Bruce Headey at the University of Melbourne in Australia wanted to discover if people really are pre destined for a certain amount of happiness and his team queried people in Germany about their lifestyles, careers and social and religious activities. The survey was first completed by 3000 people a year, and that rose to 60,000 per year by the end of the 25-year study.
They found that evident changes in lifestyle resulted in sizeable long-term changes in reported life fulfilment, as opposed to causing the momentary changes in happiness that set-point theory had suggested.
One of the greatest influences on a person's happiness was their partner's amount of neuroticism. Those that had partners who scored greatly on tests for neuroticism were more prone to be unhappy – and shown to stay unhappy for as long as the relationship existed.
Family values and altruism also predisposed lasting happiness.
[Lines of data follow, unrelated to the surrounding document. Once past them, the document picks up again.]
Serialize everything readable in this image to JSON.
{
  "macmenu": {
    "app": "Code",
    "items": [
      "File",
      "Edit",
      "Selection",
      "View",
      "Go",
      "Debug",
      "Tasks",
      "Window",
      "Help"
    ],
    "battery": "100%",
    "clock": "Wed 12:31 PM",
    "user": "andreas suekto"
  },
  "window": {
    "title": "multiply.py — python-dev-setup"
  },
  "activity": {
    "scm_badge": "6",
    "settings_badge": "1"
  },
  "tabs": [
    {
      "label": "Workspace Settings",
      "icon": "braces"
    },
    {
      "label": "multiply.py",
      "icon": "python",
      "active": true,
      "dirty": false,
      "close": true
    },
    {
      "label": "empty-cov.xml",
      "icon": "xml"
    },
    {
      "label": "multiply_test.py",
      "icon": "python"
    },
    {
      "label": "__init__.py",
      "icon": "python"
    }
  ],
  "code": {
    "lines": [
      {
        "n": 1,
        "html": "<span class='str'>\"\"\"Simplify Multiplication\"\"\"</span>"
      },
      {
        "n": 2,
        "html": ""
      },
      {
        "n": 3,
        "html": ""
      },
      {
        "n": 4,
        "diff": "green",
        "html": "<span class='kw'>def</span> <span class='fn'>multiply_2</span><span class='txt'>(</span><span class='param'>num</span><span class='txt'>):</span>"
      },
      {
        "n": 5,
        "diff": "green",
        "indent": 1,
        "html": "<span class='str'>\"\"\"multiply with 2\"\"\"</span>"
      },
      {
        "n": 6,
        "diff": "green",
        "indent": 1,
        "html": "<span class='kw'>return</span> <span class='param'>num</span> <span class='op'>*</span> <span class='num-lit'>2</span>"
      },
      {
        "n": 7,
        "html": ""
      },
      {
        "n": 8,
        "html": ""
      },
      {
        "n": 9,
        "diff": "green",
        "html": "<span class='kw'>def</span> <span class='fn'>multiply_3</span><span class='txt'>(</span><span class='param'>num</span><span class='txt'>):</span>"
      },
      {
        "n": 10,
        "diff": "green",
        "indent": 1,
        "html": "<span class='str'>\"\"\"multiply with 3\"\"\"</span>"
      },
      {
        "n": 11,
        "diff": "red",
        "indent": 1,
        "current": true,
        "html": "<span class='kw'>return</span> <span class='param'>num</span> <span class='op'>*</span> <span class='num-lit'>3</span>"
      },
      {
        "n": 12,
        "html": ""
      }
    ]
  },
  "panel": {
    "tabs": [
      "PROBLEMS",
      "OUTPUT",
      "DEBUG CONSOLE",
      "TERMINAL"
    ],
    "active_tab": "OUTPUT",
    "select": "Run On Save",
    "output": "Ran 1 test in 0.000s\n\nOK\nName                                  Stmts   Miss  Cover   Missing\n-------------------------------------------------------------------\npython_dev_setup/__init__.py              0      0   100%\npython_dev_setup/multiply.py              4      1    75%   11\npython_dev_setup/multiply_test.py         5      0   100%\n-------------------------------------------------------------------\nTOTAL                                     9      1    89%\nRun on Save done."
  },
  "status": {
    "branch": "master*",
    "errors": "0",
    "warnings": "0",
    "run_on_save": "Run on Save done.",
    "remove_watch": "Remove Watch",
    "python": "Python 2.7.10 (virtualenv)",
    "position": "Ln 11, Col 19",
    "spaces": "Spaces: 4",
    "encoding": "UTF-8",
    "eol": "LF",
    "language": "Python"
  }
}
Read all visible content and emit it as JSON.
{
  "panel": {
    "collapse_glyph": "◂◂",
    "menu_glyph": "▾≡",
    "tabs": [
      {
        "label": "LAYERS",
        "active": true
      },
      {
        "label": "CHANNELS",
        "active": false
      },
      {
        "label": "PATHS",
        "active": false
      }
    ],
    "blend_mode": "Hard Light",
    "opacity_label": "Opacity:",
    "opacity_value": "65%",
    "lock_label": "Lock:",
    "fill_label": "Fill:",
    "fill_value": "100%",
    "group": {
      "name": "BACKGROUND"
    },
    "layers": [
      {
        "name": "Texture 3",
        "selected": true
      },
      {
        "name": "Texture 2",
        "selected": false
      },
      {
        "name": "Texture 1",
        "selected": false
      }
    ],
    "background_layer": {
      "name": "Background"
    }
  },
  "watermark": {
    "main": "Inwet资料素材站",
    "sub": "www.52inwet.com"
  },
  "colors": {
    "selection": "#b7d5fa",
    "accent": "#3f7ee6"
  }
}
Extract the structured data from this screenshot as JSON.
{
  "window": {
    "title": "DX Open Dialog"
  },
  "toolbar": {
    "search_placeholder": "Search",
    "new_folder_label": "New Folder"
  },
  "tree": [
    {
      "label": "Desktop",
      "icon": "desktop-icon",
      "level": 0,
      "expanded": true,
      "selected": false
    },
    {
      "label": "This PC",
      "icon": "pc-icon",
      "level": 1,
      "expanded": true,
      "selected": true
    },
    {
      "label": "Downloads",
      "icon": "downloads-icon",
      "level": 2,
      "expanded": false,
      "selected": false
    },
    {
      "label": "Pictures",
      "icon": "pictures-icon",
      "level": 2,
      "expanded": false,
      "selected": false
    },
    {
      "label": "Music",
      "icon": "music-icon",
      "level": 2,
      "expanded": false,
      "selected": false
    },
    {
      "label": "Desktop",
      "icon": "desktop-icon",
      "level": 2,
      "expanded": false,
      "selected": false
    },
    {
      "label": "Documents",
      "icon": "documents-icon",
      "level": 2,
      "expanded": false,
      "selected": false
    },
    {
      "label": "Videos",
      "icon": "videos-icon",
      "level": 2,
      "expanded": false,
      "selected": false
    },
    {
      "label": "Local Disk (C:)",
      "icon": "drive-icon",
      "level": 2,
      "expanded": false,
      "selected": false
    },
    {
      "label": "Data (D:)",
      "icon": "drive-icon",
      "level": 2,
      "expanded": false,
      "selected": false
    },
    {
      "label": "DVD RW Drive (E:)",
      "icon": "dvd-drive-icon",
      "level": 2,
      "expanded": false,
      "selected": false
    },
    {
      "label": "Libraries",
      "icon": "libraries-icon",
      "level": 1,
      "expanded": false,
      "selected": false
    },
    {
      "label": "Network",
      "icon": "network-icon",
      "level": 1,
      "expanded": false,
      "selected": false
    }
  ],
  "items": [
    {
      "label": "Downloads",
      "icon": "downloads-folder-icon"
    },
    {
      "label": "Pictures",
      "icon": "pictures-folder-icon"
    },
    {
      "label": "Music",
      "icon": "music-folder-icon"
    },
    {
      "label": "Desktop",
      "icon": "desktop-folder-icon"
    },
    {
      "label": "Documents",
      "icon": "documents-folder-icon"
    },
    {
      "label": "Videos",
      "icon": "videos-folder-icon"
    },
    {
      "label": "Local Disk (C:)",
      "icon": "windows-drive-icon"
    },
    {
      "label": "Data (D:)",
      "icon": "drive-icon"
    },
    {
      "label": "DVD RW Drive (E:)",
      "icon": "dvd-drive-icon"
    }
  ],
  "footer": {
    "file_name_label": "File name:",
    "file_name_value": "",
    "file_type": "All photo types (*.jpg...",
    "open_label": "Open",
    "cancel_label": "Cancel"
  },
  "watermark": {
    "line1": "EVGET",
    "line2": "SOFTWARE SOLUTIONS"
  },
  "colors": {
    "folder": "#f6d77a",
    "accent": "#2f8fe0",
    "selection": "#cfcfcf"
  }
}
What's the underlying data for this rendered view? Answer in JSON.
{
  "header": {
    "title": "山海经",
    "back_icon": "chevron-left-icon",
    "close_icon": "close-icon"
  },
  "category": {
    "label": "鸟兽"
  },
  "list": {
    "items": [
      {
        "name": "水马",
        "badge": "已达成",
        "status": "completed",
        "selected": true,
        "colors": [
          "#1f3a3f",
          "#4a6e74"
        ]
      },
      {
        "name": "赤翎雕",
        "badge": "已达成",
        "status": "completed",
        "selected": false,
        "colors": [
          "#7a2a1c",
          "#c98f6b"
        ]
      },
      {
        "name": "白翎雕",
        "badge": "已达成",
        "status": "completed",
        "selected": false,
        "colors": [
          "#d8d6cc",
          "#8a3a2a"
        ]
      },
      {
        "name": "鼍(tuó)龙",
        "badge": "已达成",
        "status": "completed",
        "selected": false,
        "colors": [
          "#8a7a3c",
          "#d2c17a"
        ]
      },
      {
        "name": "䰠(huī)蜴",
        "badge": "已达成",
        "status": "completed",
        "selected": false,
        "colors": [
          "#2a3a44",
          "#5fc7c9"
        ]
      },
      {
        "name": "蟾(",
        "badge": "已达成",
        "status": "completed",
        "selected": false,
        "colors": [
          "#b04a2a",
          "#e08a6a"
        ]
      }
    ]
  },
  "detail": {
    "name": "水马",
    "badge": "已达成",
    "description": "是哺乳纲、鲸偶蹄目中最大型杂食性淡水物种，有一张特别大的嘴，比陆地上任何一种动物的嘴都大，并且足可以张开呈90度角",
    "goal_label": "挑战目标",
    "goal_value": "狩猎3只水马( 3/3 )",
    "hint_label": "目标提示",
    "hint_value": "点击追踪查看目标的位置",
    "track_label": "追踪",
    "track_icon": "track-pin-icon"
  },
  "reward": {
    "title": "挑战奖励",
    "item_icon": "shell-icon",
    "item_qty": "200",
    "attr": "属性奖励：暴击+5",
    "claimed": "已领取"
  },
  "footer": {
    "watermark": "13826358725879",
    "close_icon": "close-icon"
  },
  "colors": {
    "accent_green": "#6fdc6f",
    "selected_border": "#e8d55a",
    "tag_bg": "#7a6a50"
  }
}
Those whose yearly survey responses altered to place a higher priority on altruistic habits and family goals were rewarded with a long-term increase in life fulfilment. Those who had a priority of career and material success, experienced a corresponding long-term decline in happiness.
The pursuit of happiness was also helped in having strong religious or spiritual convictions. "People who attend church regularly seem to be happier than people who are not religious," says Headey.
A person's body weight was another factor for long-term happiness, notably for women. Underweight men scored slightly lower than those with healthy weights, while women stated being considerably less happy when they were obese. Being overweight seemed to have no effect on men's happiness.
Robert Cummins at Deakin University in Burwood, Australia, notes that changes in happiness reported by Headey's team could be influenced by individuals falling into or recovering from depression.
The group advises its findings may be useful to other populations, having found comparable patterns, as yet unpublished, in the UK and Australia.